Q1: Is this "great value" *ma'alah gedolah* as opposed to some other form of sustenance, or an inherent value? What about an heir? Should he sit and study all day, or is there something beneficial about "working with your hands"? This question certainly addresses the various interpretations of the world-view of "Torah va'Avodah" - the motto of B'nei Akiva.

YF: I think Rambam is saying *ma'alah gedolah* as opposed to charity.

YE: I don't read it that way. Rambam could have left this entire Halakha out if he just wanted to negate living off of Tzedaqa. Rambam seems to be promoting several ideas:

a) NOT living off of charity
b) Working for a living
c) Choosing work which involved your own hands-on involvement.

Q2: What is the essential teaching of the verse - that if you ONLY eat from the toil of your hands - and not stolen items or the work of others, then you will be happy - or that you need to work with your hands in order to be happy?

YF: Working with your hands can mean work that does not require heavy thinking.
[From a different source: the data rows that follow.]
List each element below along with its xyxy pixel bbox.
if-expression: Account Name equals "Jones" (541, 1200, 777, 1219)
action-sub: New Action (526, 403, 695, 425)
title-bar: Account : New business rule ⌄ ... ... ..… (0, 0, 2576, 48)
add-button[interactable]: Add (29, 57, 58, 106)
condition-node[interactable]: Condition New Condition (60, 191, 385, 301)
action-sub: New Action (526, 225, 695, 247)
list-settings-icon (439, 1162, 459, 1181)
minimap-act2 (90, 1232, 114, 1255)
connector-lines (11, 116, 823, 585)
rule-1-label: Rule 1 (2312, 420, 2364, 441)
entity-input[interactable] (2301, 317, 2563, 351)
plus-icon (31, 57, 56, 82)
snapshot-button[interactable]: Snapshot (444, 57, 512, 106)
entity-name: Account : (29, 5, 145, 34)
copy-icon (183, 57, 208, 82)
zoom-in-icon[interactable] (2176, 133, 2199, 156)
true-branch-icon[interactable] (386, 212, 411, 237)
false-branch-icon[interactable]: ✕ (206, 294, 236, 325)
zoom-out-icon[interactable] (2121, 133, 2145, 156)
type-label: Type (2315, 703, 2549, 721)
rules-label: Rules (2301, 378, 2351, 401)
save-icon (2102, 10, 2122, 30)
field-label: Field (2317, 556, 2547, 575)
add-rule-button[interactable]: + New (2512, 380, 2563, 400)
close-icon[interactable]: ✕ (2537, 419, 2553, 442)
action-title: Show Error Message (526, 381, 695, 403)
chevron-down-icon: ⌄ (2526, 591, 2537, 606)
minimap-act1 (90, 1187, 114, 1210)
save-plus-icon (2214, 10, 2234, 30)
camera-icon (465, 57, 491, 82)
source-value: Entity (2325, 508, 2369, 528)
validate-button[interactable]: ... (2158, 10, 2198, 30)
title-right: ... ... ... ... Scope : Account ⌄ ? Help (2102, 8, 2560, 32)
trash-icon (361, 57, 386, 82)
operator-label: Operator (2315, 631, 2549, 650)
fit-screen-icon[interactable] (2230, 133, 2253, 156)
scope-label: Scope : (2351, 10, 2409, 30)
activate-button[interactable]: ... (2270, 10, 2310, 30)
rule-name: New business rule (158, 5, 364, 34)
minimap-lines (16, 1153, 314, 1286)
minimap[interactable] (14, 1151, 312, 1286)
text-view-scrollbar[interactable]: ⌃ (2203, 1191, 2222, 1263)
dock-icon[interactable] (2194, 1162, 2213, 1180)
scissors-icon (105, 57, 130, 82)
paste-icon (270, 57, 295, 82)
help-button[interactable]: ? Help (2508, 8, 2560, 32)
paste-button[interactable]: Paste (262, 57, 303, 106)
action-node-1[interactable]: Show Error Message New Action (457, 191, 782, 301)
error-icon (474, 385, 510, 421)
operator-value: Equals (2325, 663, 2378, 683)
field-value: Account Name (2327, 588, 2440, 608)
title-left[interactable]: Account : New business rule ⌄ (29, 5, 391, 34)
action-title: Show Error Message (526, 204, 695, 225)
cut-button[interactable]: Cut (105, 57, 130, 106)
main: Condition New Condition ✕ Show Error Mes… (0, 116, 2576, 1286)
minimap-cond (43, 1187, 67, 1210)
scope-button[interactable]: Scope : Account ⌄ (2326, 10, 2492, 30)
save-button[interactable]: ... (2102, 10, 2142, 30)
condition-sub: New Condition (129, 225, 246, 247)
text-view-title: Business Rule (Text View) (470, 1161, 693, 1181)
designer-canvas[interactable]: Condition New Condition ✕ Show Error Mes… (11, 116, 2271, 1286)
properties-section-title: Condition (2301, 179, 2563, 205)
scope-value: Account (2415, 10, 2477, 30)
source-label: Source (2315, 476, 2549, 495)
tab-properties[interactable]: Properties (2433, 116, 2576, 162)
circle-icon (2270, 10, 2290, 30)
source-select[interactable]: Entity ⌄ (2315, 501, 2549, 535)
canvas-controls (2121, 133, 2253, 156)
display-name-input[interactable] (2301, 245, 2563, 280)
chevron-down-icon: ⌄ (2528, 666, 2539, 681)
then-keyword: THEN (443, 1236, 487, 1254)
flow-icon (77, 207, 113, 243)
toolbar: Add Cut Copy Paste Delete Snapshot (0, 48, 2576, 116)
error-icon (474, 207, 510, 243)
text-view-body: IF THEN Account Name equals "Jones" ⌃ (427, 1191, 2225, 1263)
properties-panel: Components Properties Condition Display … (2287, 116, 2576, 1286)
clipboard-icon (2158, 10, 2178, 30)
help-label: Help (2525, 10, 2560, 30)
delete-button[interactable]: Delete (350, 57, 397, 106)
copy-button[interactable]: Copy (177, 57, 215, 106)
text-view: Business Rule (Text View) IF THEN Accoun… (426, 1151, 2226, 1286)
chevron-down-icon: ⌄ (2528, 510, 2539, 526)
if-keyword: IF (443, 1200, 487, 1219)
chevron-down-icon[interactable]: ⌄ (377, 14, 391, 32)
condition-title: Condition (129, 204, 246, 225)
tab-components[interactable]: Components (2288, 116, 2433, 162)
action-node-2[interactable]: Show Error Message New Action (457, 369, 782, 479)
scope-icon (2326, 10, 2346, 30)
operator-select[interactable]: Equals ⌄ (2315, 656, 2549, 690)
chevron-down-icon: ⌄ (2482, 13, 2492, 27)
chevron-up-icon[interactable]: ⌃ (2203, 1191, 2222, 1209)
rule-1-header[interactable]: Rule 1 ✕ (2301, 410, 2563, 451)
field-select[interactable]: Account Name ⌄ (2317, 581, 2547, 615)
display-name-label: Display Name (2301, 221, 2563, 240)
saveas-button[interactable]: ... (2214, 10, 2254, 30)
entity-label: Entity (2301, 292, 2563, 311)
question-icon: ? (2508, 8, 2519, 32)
First of all, if one is only using his hands his mind can still be involved in Torah. Second, if there is too much mental work during the day, at night he will want to rest his mind instead of learn. On the other hand, if he is only tired from physical work he can still learn. It can also mean working in the secular world and not giving in to temptations that might occur, like stealing or cheating. Secondly, Rambam could be saying that while doing business during the day, one can see Hashem more clearly. They tell the story that someone asked a Chasid why he doesn't have more time for Hashem? He answered "Who has time, I get up at six o'clock in the morning and go to the mikvah, then I read Sefer Tehilim, then I Daven, and the rest of the day I'm learning. Who has time?" But if someone is out in the business world, there are times we can see clearly the Yad Hashem. There are times we might have thought we were making the biggest mistakes and it turns out that it was the best thing that could have happened.

YE: As an old B'nei Akivanik, I was brought up on the value of Avodah - and this seems to be one of the key sources (the Mishna in Avot 4:1) - there is a tremendous sense of satisfaction from doing a piece of work with your own hands (like moderating and posting this list!) and realizing the results. When interacting with the natural world, it also has the potential of involving a great deal of *Yir'at Shamayim* - fear of God and amazement at the beauty of creation. It certainly adds a component of *Tzelem Elokim* - [being created in] the Image of God - God creates, and we, in a limited and finite way, continue that process, as is the mandate in Beresheet 1:26-28.